Out of the depths have I called to you, O Lord;
Lord, hear my voice; *
let your ears consider well the voice of my supplication.
If you, Lord, were to note what is done amiss, *
O Lord, who could stand?
For there is forgiveness with you; *
therefore you shall be feared.
I wait for the Lord; my soul waits for him; *
in his word is my hope.
My soul waits for the Lord,
more than watchmen for the morning, *
more than watchmen for the morning.
“Come and see.”
These words are familiar in this community of Jesus. They are the words that called Jesus’ band of followers into being in the first chapter of John’s Gospel story. It was Jesus’ own first invitation to those who were curious about him, the disciples of John the Baptizer who wondered where it was that Jesus was staying. “Come and see.” With these words, the One who is Resurrection and Life invited the first followers into Resurrection Life.

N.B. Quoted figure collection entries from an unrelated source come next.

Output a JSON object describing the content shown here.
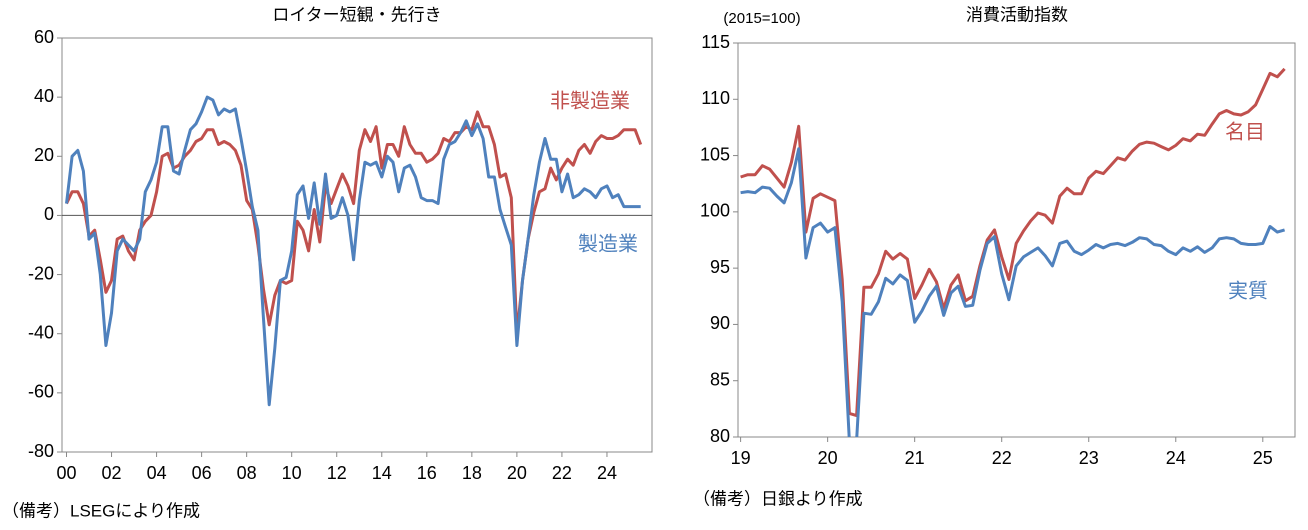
{
  "chart_data": [
    {
      "type": "line",
      "title": "ロイター短観・先行き",
      "note": "（備考）LSEGにより作成",
      "x": [
        2000,
        2000.25,
        2000.5,
        2000.75,
        2001,
        2001.25,
        2001.5,
        2001.75,
        2002,
        2002.25,
        2002.5,
        2002.75,
        2003,
        2003.25,
        2003.5,
        2003.75,
        2004,
        2004.25,
        2004.5,
        2004.75,
        2005,
        2005.25,
        2005.5,
        2005.75,
        2006,
        2006.25,
        2006.5,
        2006.75,
        2007,
        2007.25,
        2007.5,
        2007.75,
        2008,
        2008.25,
        2008.5,
        2008.75,
        2009,
        2009.25,
        2009.5,
        2009.75,
        2010,
        2010.25,
        2010.5,
        2010.75,
        2011,
        2011.25,
        2011.5,
        2011.75,
        2012,
        2012.25,
        2012.5,
        2012.75,
        2013,
        2013.25,
        2013.5,
        2013.75,
        2014,
        2014.25,
        2014.5,
        2014.75,
        2015,
        2015.25,
        2015.5,
        2015.75,
        2016,
        2016.25,
        2016.5,
        2016.75,
        2017,
        2017.25,
        2017.5,
        2017.75,
        2018,
        2018.25,
        2018.5,
        2018.75,
        2019,
        2019.25,
        2019.5,
        2019.75,
        2020,
        2020.25,
        2020.5,
        2020.75,
        2021,
        2021.25,
        2021.5,
        2021.75,
        2022,
        2022.25,
        2022.5,
        2022.75,
        2023,
        2023.25,
        2023.5,
        2023.75,
        2024,
        2024.25,
        2024.5,
        2024.75,
        2025,
        2025.25,
        2025.5
      ],
      "series": [
        {
          "name": "非製造業",
          "color": "#c0504d",
          "values": [
            4,
            8,
            8,
            4,
            -7,
            -5,
            -15,
            -26,
            -22,
            -8,
            -7,
            -12,
            -15,
            -5,
            -2,
            0,
            8,
            20,
            21,
            16,
            17,
            20,
            22,
            25,
            26,
            29,
            29,
            24,
            25,
            24,
            22,
            17,
            5,
            2,
            -10,
            -25,
            -37,
            -27,
            -22,
            -23,
            -22,
            -2,
            -5,
            -12,
            2,
            -9,
            10,
            4,
            9,
            14,
            10,
            4,
            22,
            29,
            25,
            30,
            16,
            24,
            24,
            20,
            30,
            24,
            21,
            21,
            18,
            19,
            21,
            26,
            25,
            28,
            28,
            30,
            29,
            35,
            30,
            30,
            24,
            13,
            14,
            6,
            -40,
            -22,
            -8,
            1,
            8,
            9,
            16,
            12,
            16,
            19,
            17,
            22,
            24,
            21,
            25,
            27,
            26,
            26,
            27,
            29,
            29,
            29,
            24
          ]
        },
        {
          "name": "製造業",
          "color": "#4f81bd",
          "values": [
            4,
            20,
            22,
            15,
            -8,
            -6,
            -20,
            -44,
            -33,
            -12,
            -8,
            -10,
            -12,
            -8,
            8,
            12,
            18,
            30,
            30,
            15,
            14,
            22,
            29,
            31,
            35,
            40,
            39,
            34,
            36,
            35,
            36,
            26,
            15,
            3,
            -5,
            -35,
            -64,
            -45,
            -22,
            -21,
            -12,
            7,
            10,
            -1,
            11,
            -3,
            14,
            -1,
            0,
            6,
            0,
            -15,
            5,
            18,
            17,
            18,
            13,
            20,
            18,
            8,
            16,
            17,
            13,
            6,
            5,
            5,
            4,
            19,
            24,
            25,
            28,
            32,
            27,
            31,
            26,
            13,
            13,
            2,
            -4,
            -10,
            -44,
            -22,
            -8,
            7,
            18,
            26,
            19,
            19,
            8,
            14,
            6,
            7,
            9,
            8,
            6,
            9,
            10,
            6,
            7,
            3,
            3,
            3,
            3
          ]
        }
      ],
      "xlim": [
        1999.8,
        2026
      ],
      "xticks": [
        {
          "value": 2000,
          "label": "00"
        },
        {
          "value": 2002,
          "label": "02"
        },
        {
          "value": 2004,
          "label": "04"
        },
        {
          "value": 2006,
          "label": "06"
        },
        {
          "value": 2008,
          "label": "08"
        },
        {
          "value": 2010,
          "label": "10"
        },
        {
          "value": 2012,
          "label": "12"
        },
        {
          "value": 2014,
          "label": "14"
        },
        {
          "value": 2016,
          "label": "16"
        },
        {
          "value": 2018,
          "label": "18"
        },
        {
          "value": 2020,
          "label": "20"
        },
        {
          "value": 2022,
          "label": "22"
        },
        {
          "value": 2024,
          "label": "24"
        }
      ],
      "ylim": [
        -80,
        60
      ],
      "yticks": [
        -80,
        -60,
        -40,
        -20,
        0,
        20,
        40,
        60
      ],
      "grid": false,
      "zero_line": true
    },
    {
      "type": "line",
      "title": "消費活動指数",
      "ylabel": "(2015=100)",
      "note": "（備考）日銀より作成",
      "x": [
        2019,
        2019.083,
        2019.167,
        2019.25,
        2019.333,
        2019.417,
        2019.5,
        2019.583,
        2019.667,
        2019.75,
        2019.833,
        2019.917,
        2020,
        2020.083,
        2020.167,
        2020.25,
        2020.333,
        2020.417,
        2020.5,
        2020.583,
        2020.667,
        2020.75,
        2020.833,
        2020.917,
        2021,
        2021.083,
        2021.167,
        2021.25,
        2021.333,
        2021.417,
        2021.5,
        2021.583,
        2021.667,
        2021.75,
        2021.833,
        2021.917,
        2022,
        2022.083,
        2022.167,
        2022.25,
        2022.333,
        2022.417,
        2022.5,
        2022.583,
        2022.667,
        2022.75,
        2022.833,
        2022.917,
        2023,
        2023.083,
        2023.167,
        2023.25,
        2023.333,
        2023.417,
        2023.5,
        2023.583,
        2023.667,
        2023.75,
        2023.833,
        2023.917,
        2024,
        2024.083,
        2024.167,
        2024.25,
        2024.333,
        2024.417,
        2024.5,
        2024.583,
        2024.667,
        2024.75,
        2024.833,
        2024.917,
        2025,
        2025.083,
        2025.167,
        2025.25
      ],
      "series": [
        {
          "name": "名目",
          "color": "#c0504d",
          "values": [
            103.1,
            103.3,
            103.3,
            104.1,
            103.8,
            103.0,
            102.2,
            104.4,
            107.6,
            98.2,
            101.2,
            101.6,
            101.3,
            101.0,
            94.0,
            82.1,
            81.9,
            93.3,
            93.3,
            94.5,
            96.5,
            95.8,
            96.3,
            95.8,
            92.3,
            93.5,
            94.9,
            93.8,
            91.4,
            93.5,
            94.4,
            92.1,
            92.5,
            95.2,
            97.5,
            98.4,
            96.0,
            94.0,
            97.2,
            98.3,
            99.2,
            99.9,
            99.7,
            99.0,
            101.4,
            102.1,
            101.6,
            101.6,
            103.0,
            103.6,
            103.4,
            104.1,
            104.8,
            104.6,
            105.4,
            106.0,
            106.2,
            106.1,
            105.8,
            105.5,
            105.9,
            106.5,
            106.3,
            106.9,
            106.8,
            107.8,
            108.7,
            109.0,
            108.7,
            108.6,
            108.9,
            109.5,
            110.9,
            112.3,
            112.0,
            112.7
          ]
        },
        {
          "name": "実質",
          "color": "#4f81bd",
          "values": [
            101.7,
            101.8,
            101.7,
            102.2,
            102.1,
            101.4,
            100.8,
            102.6,
            105.6,
            95.9,
            98.6,
            99.0,
            98.2,
            98.6,
            92.0,
            79.6,
            79.7,
            91.0,
            90.9,
            92.0,
            94.1,
            93.6,
            94.4,
            93.9,
            90.2,
            91.2,
            92.5,
            93.4,
            90.8,
            92.8,
            93.4,
            91.6,
            91.7,
            94.8,
            97.2,
            97.8,
            94.5,
            92.2,
            95.2,
            96.0,
            96.4,
            96.8,
            96.1,
            95.2,
            97.2,
            97.4,
            96.5,
            96.2,
            96.6,
            97.1,
            96.8,
            97.1,
            97.2,
            97.0,
            97.3,
            97.7,
            97.6,
            97.1,
            97.0,
            96.5,
            96.2,
            96.8,
            96.5,
            96.9,
            96.4,
            96.8,
            97.6,
            97.7,
            97.6,
            97.2,
            97.1,
            97.1,
            97.2,
            98.7,
            98.2,
            98.4
          ]
        }
      ],
      "xlim": [
        2018.97,
        2025.37
      ],
      "xticks": [
        {
          "value": 2019,
          "label": "19"
        },
        {
          "value": 2020,
          "label": "20"
        },
        {
          "value": 2021,
          "label": "21"
        },
        {
          "value": 2022,
          "label": "22"
        },
        {
          "value": 2023,
          "label": "23"
        },
        {
          "value": 2024,
          "label": "24"
        },
        {
          "value": 2025,
          "label": "25"
        }
      ],
      "ylim": [
        80,
        115
      ],
      "yticks": [
        80,
        85,
        90,
        95,
        100,
        105,
        110,
        115
      ],
      "grid": false
    }
  ]
}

Then the words came out of the mouths of the first evangelist, the first to bring another to the Son of God. “Can anything good come out of Nazareth?” Philip said to Nathaniel, “Come and see.” It was an invitation to Life and Life Abundant.
Come and see.
But in our story today, the meaning of this invitation takes on a great reversal. Martha has just made her confession that she believes Jesus to be the Messiah. She does not know why Jesus waited so long to come, but she knows who Jesus is, and she holds that belief in one hand and her grief and loss in the other.
She goes to get Mary, and Mary says the same thing Martha says: “Lord, if you had been here…” Jesus looks around and sees all of the mourners who have followed Mary out of the house. Disturbed, angry, and grieved all at once at the sight of the kind of chaos and grief death riles up, “He said, ‘Where have you laid him?’ They said to him, ‘Lord, come and see.’ Jesus began to weep.”
Come and see. This is the same invitation as before, yet it is entirely different. Jesus feels the weight of this reversal, the weight of death, the prospect of his own death, and the fact that these people he loves are burdened by the rituals and spectacle of death and death’s hold. Come and see – see what we have to deal with, see what plagues us, see what you did not fix. How could anyone but look at Jesus and say, “Son of Man, can these bones yet live?”
Come and see. This invitation has taken a different meaning for me as I look out on this neighborhood, this valley of dry bones, where there is so much to grieve and so much lost. I look around, and this neighborhood is totally different. It is barer; there are fewer people. There are fewer trees. The land itself has changed. I can only imagine what it is like for those of you who have lived here for so long. I’ve only been here for a couple of years, and the sight is really disorienting. And as I look outside, and as I read these stories, I hear God’s voice in my ear, “Human, can these bones yet live?”
And anyone who comes from out of town, anyone who knew this place before the storm, they come and see what has happened to this neighborhood. Those who see are shocked, and many avoid seeing when they come by travelling another route. And so I imagine we are like Mary and those with her in this story, witnesses to this thing that has shaken us, taken from us, and continues to affect us.
So, five weeks into the depth of the Lenten wilderness, with all that has happened and continues to happen in the aftermath, I am about ready to march up to Jesus and say the same thing: If you had been here, this would not have happened. I want to take Jesus by the arm and show him all the things around us, show him what we’re dealing with. Come and see.
But it’s also because, at this point in this season and in our life together as a congregation, I need to know and feel that life can be restored, that the dry bones can have flesh and muscle and sinews re-grown. I need to know that life will be brought back, that this will be made new, that God will blow the Spirit through these broken pines and make us live. I need Jesus to stand at the corner of Holly and Liberty and shout into this place the words of New Creation and Resurrection.
Certainly there are things we can do and things we are called to do in this neighborhood, but I want to hold off on that for a little while so we can stand back and let God do what God has always done: bring life out of death and nothingness. I know it’s only week five in Lent, but I need Resurrection. I need it and I can feel it in my dry bones and in the soil and in the tired faces I see. This is where Lent has brought me – looking Jesus in the face and saying, “Son of Man, can these bones yet live?!”
“He cried with a loud voice, ‘Lazarus, come out!’ The dead man came out, his hands and feet bound with strips of cloth, and his face wrapped in a cloth. Jesus said to them, ‘Unbind him, and let him go.’”
The witness of this story in our fifth week in Lent is that the answer to this question is an unrestrained, “YES.” These bones can live, new life can be restored to these mortal bodies, and the Spirit will blow through this place the Resurrection and Life of Jesus Christ.
Because, in our gathering here, we stand before the presence of God and beg the Lord to come and see. We ask the Holy Spirit to come among us, and we ask for nothing less than Jesus Christ to be with us in Flesh and Blood. This is why I cannot understate the importance of our gathering in worship to be filled with the Spirit in the presence of Jesus Christ. There is nothing we can do to bring new life to this place if the one who is Resurrection and Life does not go before us and call new life into being. So, we meet here, and we ask the Lord to come and see.
O Lord, Can these bones live? Come so that we can see.